Air mata yang sejak tadi Aru tahan akhirnya jatuh juga. "Lo ngomong apa sih, Candra? Lo sadar gak sih? Ucapan lo nyakitin hati gue."

"Dan kelakuan lo bikin gue malu, Sialan!" pekik Candra. "Gue gak nyangka selama ini gue pacaran sama cewek murahan kayak lo!"

"Dia abang gue, Candra, demi Tuhan, dia abang gue." Aru menangis terisak.

"Dan gue gak pernah percaya sama ucapan cewek rendahan kayak lo." Usai mengatakan itu, Candra berlalu pergi.

Sakit, satu kata yang kini mewakilkan perasaan Aru.

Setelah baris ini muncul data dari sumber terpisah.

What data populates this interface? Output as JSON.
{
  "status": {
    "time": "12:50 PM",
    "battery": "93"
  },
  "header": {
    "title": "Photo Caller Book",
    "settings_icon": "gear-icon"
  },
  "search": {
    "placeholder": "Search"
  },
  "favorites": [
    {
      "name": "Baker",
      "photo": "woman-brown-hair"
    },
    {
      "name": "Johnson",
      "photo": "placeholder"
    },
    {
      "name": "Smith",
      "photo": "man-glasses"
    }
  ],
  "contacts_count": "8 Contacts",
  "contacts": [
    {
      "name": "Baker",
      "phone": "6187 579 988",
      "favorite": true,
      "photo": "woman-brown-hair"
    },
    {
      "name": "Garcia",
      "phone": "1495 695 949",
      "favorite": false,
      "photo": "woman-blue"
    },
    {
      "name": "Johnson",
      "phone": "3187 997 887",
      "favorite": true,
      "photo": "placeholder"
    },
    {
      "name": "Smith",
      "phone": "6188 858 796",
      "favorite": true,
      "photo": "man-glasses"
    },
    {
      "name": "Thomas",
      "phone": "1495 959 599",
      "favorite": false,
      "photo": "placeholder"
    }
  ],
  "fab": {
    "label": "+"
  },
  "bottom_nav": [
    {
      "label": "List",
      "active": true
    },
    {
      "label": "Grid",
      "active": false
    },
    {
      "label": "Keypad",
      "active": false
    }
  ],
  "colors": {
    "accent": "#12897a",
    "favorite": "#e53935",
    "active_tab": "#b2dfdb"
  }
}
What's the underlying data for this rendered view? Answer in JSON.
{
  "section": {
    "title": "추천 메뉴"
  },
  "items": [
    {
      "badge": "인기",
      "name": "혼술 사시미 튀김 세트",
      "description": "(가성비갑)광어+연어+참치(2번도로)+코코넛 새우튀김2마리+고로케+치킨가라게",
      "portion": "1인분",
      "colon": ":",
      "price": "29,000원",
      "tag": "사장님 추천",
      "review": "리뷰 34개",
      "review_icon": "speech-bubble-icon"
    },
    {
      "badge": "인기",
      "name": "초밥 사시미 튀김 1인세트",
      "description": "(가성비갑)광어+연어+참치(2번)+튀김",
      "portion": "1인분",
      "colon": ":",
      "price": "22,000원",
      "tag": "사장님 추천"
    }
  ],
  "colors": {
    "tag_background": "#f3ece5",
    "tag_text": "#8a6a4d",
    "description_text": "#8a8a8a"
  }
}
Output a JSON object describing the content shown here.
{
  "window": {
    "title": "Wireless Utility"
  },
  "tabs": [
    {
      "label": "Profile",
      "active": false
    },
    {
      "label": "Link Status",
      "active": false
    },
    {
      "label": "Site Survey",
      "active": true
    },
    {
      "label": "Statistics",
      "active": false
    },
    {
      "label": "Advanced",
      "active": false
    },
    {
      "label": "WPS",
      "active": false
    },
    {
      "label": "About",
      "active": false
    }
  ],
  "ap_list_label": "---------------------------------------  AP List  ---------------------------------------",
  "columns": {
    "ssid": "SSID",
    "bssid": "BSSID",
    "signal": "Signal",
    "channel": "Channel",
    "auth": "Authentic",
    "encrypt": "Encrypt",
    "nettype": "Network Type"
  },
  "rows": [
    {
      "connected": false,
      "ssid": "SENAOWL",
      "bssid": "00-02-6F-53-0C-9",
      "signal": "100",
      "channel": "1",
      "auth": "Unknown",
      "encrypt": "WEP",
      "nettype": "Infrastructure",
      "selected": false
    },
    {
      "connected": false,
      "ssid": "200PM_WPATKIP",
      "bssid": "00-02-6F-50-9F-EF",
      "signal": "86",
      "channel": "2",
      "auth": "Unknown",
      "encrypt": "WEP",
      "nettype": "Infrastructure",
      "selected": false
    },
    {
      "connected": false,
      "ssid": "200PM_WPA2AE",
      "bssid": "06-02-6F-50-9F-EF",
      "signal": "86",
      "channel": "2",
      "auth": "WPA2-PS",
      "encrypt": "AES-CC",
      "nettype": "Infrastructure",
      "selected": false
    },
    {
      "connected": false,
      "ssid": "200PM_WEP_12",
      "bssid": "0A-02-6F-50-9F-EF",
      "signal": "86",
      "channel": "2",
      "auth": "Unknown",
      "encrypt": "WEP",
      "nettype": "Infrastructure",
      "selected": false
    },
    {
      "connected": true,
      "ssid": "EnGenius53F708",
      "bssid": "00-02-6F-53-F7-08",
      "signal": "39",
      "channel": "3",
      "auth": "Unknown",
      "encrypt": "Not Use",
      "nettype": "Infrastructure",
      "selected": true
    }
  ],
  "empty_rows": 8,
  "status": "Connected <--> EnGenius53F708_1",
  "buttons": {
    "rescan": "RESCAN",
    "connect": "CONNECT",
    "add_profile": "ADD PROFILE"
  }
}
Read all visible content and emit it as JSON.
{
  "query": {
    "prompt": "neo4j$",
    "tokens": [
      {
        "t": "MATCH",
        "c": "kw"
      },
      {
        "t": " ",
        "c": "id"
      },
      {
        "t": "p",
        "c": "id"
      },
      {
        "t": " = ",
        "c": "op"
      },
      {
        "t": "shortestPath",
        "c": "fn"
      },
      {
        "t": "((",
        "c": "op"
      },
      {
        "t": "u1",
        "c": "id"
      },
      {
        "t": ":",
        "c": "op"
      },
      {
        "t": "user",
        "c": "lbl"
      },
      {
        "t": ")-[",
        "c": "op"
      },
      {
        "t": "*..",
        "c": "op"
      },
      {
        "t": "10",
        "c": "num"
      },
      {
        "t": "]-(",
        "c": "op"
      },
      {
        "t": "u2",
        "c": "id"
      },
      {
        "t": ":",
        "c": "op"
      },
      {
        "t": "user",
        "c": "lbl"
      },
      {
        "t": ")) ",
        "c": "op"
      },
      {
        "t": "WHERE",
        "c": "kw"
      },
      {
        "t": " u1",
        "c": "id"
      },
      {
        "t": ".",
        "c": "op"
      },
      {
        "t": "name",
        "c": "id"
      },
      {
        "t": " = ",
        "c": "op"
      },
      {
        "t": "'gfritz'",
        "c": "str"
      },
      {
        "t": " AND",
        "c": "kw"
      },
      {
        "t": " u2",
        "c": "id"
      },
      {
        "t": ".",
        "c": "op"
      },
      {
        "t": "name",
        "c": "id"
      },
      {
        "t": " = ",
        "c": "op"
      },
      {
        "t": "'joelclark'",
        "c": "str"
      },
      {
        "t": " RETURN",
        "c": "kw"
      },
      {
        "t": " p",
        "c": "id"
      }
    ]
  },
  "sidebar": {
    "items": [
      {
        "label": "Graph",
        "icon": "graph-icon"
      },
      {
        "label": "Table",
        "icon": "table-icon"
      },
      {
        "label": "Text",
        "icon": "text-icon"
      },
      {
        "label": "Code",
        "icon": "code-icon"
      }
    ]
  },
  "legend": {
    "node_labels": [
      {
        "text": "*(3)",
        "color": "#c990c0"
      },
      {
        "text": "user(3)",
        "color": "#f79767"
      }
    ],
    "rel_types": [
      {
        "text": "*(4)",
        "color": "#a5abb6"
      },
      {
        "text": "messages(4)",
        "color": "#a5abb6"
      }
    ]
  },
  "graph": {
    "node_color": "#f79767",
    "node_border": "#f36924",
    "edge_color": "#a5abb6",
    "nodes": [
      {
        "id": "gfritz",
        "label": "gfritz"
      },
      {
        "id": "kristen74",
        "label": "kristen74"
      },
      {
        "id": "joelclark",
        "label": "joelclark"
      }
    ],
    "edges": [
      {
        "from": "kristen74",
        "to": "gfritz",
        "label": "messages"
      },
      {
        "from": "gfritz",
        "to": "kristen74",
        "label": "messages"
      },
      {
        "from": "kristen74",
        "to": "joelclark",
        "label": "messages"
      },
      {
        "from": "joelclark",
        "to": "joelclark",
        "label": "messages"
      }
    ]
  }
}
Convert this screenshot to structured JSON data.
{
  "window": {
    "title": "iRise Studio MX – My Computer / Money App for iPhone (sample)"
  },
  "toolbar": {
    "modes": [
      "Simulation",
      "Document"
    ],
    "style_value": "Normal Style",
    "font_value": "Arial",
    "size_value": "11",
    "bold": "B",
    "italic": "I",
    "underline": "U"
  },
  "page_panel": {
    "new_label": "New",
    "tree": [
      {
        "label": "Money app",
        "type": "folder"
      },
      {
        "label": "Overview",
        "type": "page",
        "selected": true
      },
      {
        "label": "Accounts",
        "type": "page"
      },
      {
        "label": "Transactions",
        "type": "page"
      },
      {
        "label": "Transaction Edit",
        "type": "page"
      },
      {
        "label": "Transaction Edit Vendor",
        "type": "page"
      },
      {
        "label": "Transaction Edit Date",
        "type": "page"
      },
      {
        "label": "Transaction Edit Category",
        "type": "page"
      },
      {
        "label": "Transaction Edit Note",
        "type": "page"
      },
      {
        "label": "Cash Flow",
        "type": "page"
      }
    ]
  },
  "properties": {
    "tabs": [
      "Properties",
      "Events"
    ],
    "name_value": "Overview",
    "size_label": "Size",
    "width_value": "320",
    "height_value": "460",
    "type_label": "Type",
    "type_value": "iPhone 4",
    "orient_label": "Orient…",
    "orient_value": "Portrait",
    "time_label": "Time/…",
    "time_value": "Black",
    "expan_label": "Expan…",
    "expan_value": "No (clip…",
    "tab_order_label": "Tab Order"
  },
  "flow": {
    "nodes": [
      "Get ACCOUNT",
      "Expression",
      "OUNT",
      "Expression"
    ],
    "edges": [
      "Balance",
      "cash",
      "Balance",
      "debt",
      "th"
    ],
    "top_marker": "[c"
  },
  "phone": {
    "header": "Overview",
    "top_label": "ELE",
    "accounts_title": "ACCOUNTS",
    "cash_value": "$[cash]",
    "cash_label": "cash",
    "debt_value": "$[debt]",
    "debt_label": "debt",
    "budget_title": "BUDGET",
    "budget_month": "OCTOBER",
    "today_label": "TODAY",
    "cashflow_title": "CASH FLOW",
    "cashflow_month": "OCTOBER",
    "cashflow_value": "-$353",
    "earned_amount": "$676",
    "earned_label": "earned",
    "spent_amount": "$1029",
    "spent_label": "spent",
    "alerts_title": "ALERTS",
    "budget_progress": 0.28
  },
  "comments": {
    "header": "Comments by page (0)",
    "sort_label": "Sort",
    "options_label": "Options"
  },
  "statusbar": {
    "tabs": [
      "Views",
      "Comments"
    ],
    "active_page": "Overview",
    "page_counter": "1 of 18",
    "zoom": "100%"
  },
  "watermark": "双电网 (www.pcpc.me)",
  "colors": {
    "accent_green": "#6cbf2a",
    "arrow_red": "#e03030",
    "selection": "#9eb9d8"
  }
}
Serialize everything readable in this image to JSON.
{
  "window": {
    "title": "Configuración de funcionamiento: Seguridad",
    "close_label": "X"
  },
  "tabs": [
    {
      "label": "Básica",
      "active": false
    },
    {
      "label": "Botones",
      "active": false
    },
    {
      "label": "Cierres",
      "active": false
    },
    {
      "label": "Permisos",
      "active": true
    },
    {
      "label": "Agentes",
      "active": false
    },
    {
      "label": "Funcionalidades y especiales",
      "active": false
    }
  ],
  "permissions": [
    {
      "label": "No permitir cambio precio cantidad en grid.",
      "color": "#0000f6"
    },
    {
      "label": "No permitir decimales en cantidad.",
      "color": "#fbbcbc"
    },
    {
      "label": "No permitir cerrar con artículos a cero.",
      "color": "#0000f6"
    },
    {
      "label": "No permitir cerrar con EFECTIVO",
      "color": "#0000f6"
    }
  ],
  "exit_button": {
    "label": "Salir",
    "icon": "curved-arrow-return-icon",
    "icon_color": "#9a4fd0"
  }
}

Aru sangat mencintai Candra, namun jika hanya memberi luka, patutkah dia pertahankan?
Nyatanya Candra hanya dapat menorehkan luka, tanpa berniat menyembuhkannya.

Tangisannya terdengar memilukan, seakan dia telah menumpahkan segala rasa sakitnya yang selama ini dia tahan.
Sungguh, Aru tak meminta banyak hal dari Candra, dia hanya ingin di dengarkan dan perhatikan. Tapi apa sesulit itu bagi Candra memahami maunya?

Di tatapnya ponsel Daru yang tertinggal, ingin rasanya Aru membanting ponsel itu hingga berkeping-keping, namun sayangnya dia tak memiliki keberanian, bersyukurlah meski sedang galau, tapi akal sehatnya masih berfungsi, hingga dia mengurungkan niatnya, kalau tidak, mungkin gajinya selama 5 bulan tidak akan dia terima.
Pada akhirnya Aru hanya memindahkan ponselnya Daru ke nakas.

***

Willy dan Daru menyusul Candra yang berada di rooftop. Mereka menghampiri lelaki itu yang sedang duduk di bangku lusuh, wajahnya terlihat frustasi. Entah apa yang telah dia lalui tadi.

"Gimana? Udah putus dari Aru?" Pertanyaan itu Willy ajukan pada Candra setelah mendaratkan bokongnya di kursi kayu.

Mendengar itu Daru justru memberi Willy kode agar tidak banyak bertanya dulu pada Candra, setidaknya pertengkaran kecil antara Candra dan Willy tadi masih membekas di ingatannya, dan itu cukup mengganggu.

"Jangan sebut namanya, gue jijik dengar nama dia." Kini Willy tersenyum lebar.

"Bagus. Akhirnya lo sadar."

Candra menoleh pada Willy, "Dari dulu gue gak pernah punya rasa sama dia, gue hanya memanfaatkan dia doang. Lo tau itu kan?"

Willy mengangguk seraya tersenyum. "Iya, gue percaya, tapi anehnya lo masih betah aja terikat sama cewek itu."

"Dan gue gak akan putusi Aru, sebelum mendapatkan apa yang gue mau."

Daru menegakkan tubuhnya. "Lo mau apa?"

"Kalau cowok lain bisa cicipi tubuhnya, kenapa gue gak bisa?"

Daru menatap Candra tak percaya, sementara Willy tertawa terbahak-bahak. "Anjir, brengsek juga lo."

"Lo yakin? Bukannya lo pacarin Aru cuma karena Andin?"

Candra menatap Daru. "Itu dulu, tapi sekarang dia harus bayar sakit hati gue atas pengkhianatannya."

Daru terdiam, sepertinya dia melupakan sifat asli Candra. Dibalik wajahnya yang tampan dan sikapnya yang tenang, terselip sikap iblis yang selama ini Candra sembunyikan.